IT WAS a passing comment from Mackay Regional Council's mayor Greg Williamson that best described the exorbitant rate of domestic violence within our community.
In the 2015-16 financial year, police were called to 5533 incidents of domestic violence just in the Mackay and Northern Beaches area. So far this financial year that number sits at 4486.
Last month police attended 420 incidents and in May so far there have been 164.
The Mackay Magistrates Court oversees about 60 domestic violence orders a week. In recent months, the busiest day had 96.
Mackay's population is roughly 124,000 with about 90,000 over the age of 18.
Statistics aren't always the best way to discuss the scourge of domestic violence in a community, but it left a room full of Mackay's stakeholders silent at the Mayor's DV Awareness Leadership Forum on Friday as Superintendent Bruce McNab listed the staggering numbers of people impacted.
"In the current financial year we've spent 9308 hours simply driving to, attending, and driving back from incidents of domestic violence," Superintendent McNab said.
"That's about $250,000 in labour costs in this district alone.
"Today, domestic violence is the most common call for service we receive."
Superintendent McNab was one of four featured speakers at the forum which included Mackay Magistrates Court's Magistrate Damien Dwyer, Dalrymple Bay Coal Terminal CEO Steve Rae, and 2015 Australian of the Year Rosie Batty.

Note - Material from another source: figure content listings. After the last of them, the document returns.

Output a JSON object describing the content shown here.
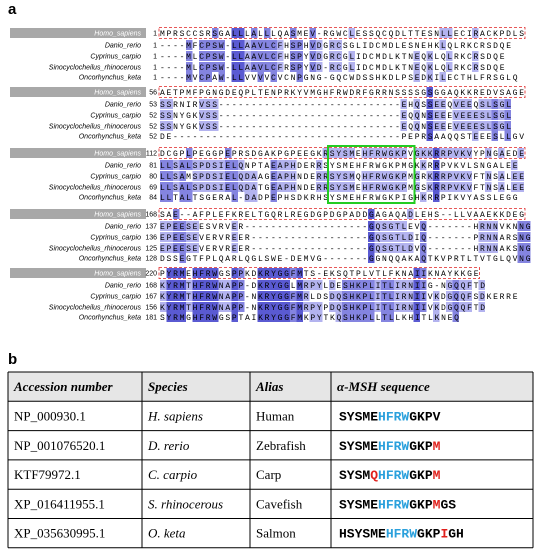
{
  "panel_a": {
    "label": "a",
    "blocks": [
      {
        "rows": [
          {
            "name": "Homo_sapiens",
            "start": "1",
            "seq": "MPRSCCSRSGALLLALLLQASMEV-RGWCLESSQCQDLTTESNLLECIRACKPDLS"
          },
          {
            "name": "Danio_rerio",
            "start": "1",
            "seq": "----MFCPSW-LLAAVLCFHSPHVDGRCSGLIDCMDLESNEHKLQLRKCRSDQE"
          },
          {
            "name": "Cyprinus_carpio",
            "start": "1",
            "seq": "----MLCPSW-LLAAVLCFHSPYVDGRCGLIDCMDLKTNEQKLQLRKCRSDQE"
          },
          {
            "name": "Sinocyclocheilus_rhinocerous",
            "start": "1",
            "seq": "----MLCPSW-LLAAVLCFRSPYVD-RCGLIDCMDLKTNEQKLQLRKCRSDQE"
          },
          {
            "name": "Oncorhynchus_keta",
            "start": "1",
            "seq": "----MVCPAW-LLVVVVCVCNPGNG-GQCWDSSHKDLPSEDKILECTHLFRSGLQ"
          }
        ]
      },
      {
        "rows": [
          {
            "name": "Homo_sapiens",
            "start": "56",
            "seq": "AETPMFPGNGDEQPLTENPRKYVMGHFRWDRFGRRNSSSSGSGGAQKKREDVSAGE"
          },
          {
            "name": "Danio_rerio",
            "start": "53",
            "seq": "SSRNIRVSS----------------------------EHQSSEEQVEEQSLSGL"
          },
          {
            "name": "Cyprinus_carpio",
            "start": "52",
            "seq": "SSNYGKVSS----------------------------EQQNSEEEVEEESLSGL"
          },
          {
            "name": "Sinocyclocheilus_rhinocerous",
            "start": "52",
            "seq": "SSNYGKVSS----------------------------EQQNSEEEVEEESLSGL"
          },
          {
            "name": "Oncorhynchus_keta",
            "start": "52",
            "seq": "DE-----------------------------------PEPRSAAQQSTEEESLLGV"
          }
        ]
      },
      {
        "rows": [
          {
            "name": "Homo_sapiens",
            "start": "112",
            "seq": "DCGPLPEGGPEPRSDGAKPGPEEGKRSYSMEHFRWGKPVGKKRRPVKVYPNGAEDE"
          },
          {
            "name": "Danio_rerio",
            "start": "81",
            "seq": "LLSALSPDSIELQNPTAEAPHDERRSYSMEHFRWGKPMGKKRRPVKVLSNGALEE"
          },
          {
            "name": "Cyprinus_carpio",
            "start": "80",
            "seq": "LLSAMSPDSIELQDAAGEAPHNDERRSYSMQHFRWGKPMGRKRRPVKVFTNSALEE"
          },
          {
            "name": "Sinocyclocheilus_rhinocerous",
            "start": "69",
            "seq": "LLSALSPDSIELQDATGEAPHNDERRSYSMEHFRWGKPMGSKRRPVKVFTNSALEE"
          },
          {
            "name": "Oncorhynchus_keta",
            "start": "84",
            "seq": "LLTALTSGERAL-DADPEPHSDKRHSYSMEHFRWGKPIGHKRRPIKVYASSLEGG"
          }
        ]
      },
      {
        "rows": [
          {
            "name": "Homo_sapiens",
            "start": "168",
            "seq": "SAE--AFPLEFKRELTGQRLREGDGPDGPADDGAGAQADLEHS--LLVAAEKKDEG"
          },
          {
            "name": "Danio_rerio",
            "start": "137",
            "seq": "EPEESEESVRVER-------------------GQSGTLEVQ-------HRNNVKNNG"
          },
          {
            "name": "Cyprinus_carpio",
            "start": "136",
            "seq": "EPEESEVERVREER------------------GQSGTLDIQ-------PRNNARSNG"
          },
          {
            "name": "Sinocyclocheilus_rhinocerous",
            "start": "125",
            "seq": "EPEESEVERVREER------------------GQSGTLDVQ-------HRNNAKSNG"
          },
          {
            "name": "Oncorhynchus_keta",
            "start": "128",
            "seq": "DSSEGTFPLQARLQGLSWE-DEMVG-------GGNQQAKAQTKVPRTLTVTGLQVNG"
          }
        ]
      },
      {
        "rows": [
          {
            "name": "Homo_sapiens",
            "start": "220",
            "seq": "PYRMEHFRWGSPPKDKRYGGFMTS-EKSQTPLVTLFKNAIIKNAYKKGE"
          },
          {
            "name": "Danio_rerio",
            "start": "168",
            "seq": "KYRMTHFRWNAPP-DKRYGGLMRPYLDESHKPLITLIRNIIG-NGQQFTD"
          },
          {
            "name": "Cyprinus_carpio",
            "start": "167",
            "seq": "KYRMTHFRWNAPP-NKRYGGFMRLDSDQSHKPLITLIRNIIVKDGQQFSDKERRE"
          },
          {
            "name": "Sinocyclocheilus_rhinocerous",
            "start": "156",
            "seq": "KYRMTHFRWNAPP-NKRYGGFMRPYPDQSHKPLITLIRNIIVKDGQQFTD"
          },
          {
            "name": "Oncorhynchus_keta",
            "start": "181",
            "seq": "SYRMGHFRWGSPTAIKRYGGFMKPYTKQSHKPLLTLLKHITLKNEQ"
          }
        ]
      }
    ]
  },
  "panel_b": {
    "label": "b",
    "table": {
      "header": [
        "Accession number",
        "Species",
        "Alias",
        "α-MSH sequence"
      ],
      "rows": [
        {
          "accession": "NP_000930.1",
          "species": "H. sapiens",
          "alias": "Human",
          "sequence": [
            {
              "text": "SYSME",
              "color": "#000000"
            },
            {
              "text": "HFRW",
              "color": "#2aa0dc"
            },
            {
              "text": "GKPV",
              "color": "#000000"
            }
          ]
        },
        {
          "accession": "NP_001076520.1",
          "species": "D. rerio",
          "alias": "Zebrafish",
          "sequence": [
            {
              "text": "SYSME",
              "color": "#000000"
            },
            {
              "text": "HFRW",
              "color": "#2aa0dc"
            },
            {
              "text": "GKP",
              "color": "#000000"
            },
            {
              "text": "M",
              "color": "#e0201c"
            }
          ]
        },
        {
          "accession": "KTF79972.1",
          "species": "C. carpio",
          "alias": "Carp",
          "sequence": [
            {
              "text": "SYSM",
              "color": "#000000"
            },
            {
              "text": "Q",
              "color": "#e0201c"
            },
            {
              "text": "HFRW",
              "color": "#2aa0dc"
            },
            {
              "text": "GKP",
              "color": "#000000"
            },
            {
              "text": "M",
              "color": "#e0201c"
            }
          ]
        },
        {
          "accession": "XP_016411955.1",
          "species": "S. rhinocerous",
          "alias": "Cavefish",
          "sequence": [
            {
              "text": "SYSME",
              "color": "#000000"
            },
            {
              "text": "HFRW",
              "color": "#2aa0dc"
            },
            {
              "text": "GKP",
              "color": "#000000"
            },
            {
              "text": "M",
              "color": "#e0201c"
            },
            {
              "text": "GS",
              "color": "#000000"
            }
          ]
        },
        {
          "accession": "XP_035630995.1",
          "species": "O. keta",
          "alias": "Salmon",
          "sequence": [
            {
              "text": "HSYSME",
              "color": "#000000"
            },
            {
              "text": "HFRW",
              "color": "#2aa0dc"
            },
            {
              "text": "GKP",
              "color": "#000000"
            },
            {
              "text": "I",
              "color": "#e0201c"
            },
            {
              "text": "GH",
              "color": "#000000"
            }
          ]
        }
      ]
    }
  }
}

Despite the different backgrounds of the various speakers, the main takeaway message was no government, group, or organisation could tackle the problem alone.
Mr Dwyer was scathing in his address and called domestic violence a "scourge" and explained the "explosion" in cases brought before the court lately.
"Queensland has seen a rise of about 20 per cent in domestic violence applications in recent times," he said.
"It would seem we're (Mackay) much higher."
He countered the stereotype of domestic violence as belonging to one segment of society when he said that, in his court, both victims and perpetrators had ranged from teenagers, to people in their 80s.
"They have included couples who have been married for decades," Mr Dwyer said.
"They are your parents, they are your spouses, they are your children, they are your sisters, they are your brothers, they are your family members, your friends and acquaintances, your team-mates and they are your work colleagues.
"They are the people you pass as you walk down the street, indeed, they are the people sitting in the audience here today."
Superintendent McNab agree and criticised those who tried to target any particular minority group.
"Media might report one religious group is more prone to domestic violence, but one thing we (police) do well is collect statistics and they prove it's across the board," he said.
The forum did have some positive moments when Mr Rae explained the steps his company had made in attempts to create a more inclusive and supportive workplace.
Aside from implementing extra leave entitlements and accommodation allowances, he said one of the most important areas a business can focus on was the first response; the reply an employee receives when they feel comfortable enough to discuss their situation.
The forum didn't finish with specific outcomes, but Mr Williamson promised the council would "keep the foot on the accelerator".
Chair of the Queensland Premier's Domestic and Family Violence Implementation Council Dame Quentin Bryce spoke at a business breakfast last year.
"After the breakfast we had a taskforce meeting on November 25 that adopted a mission of our aim to make the community we live in safe for families and free from violence," Mayor Greg Williamson said.
"We had a couple of tasks out of that and one of those was to engage councils around Australia who are doing very well in this space.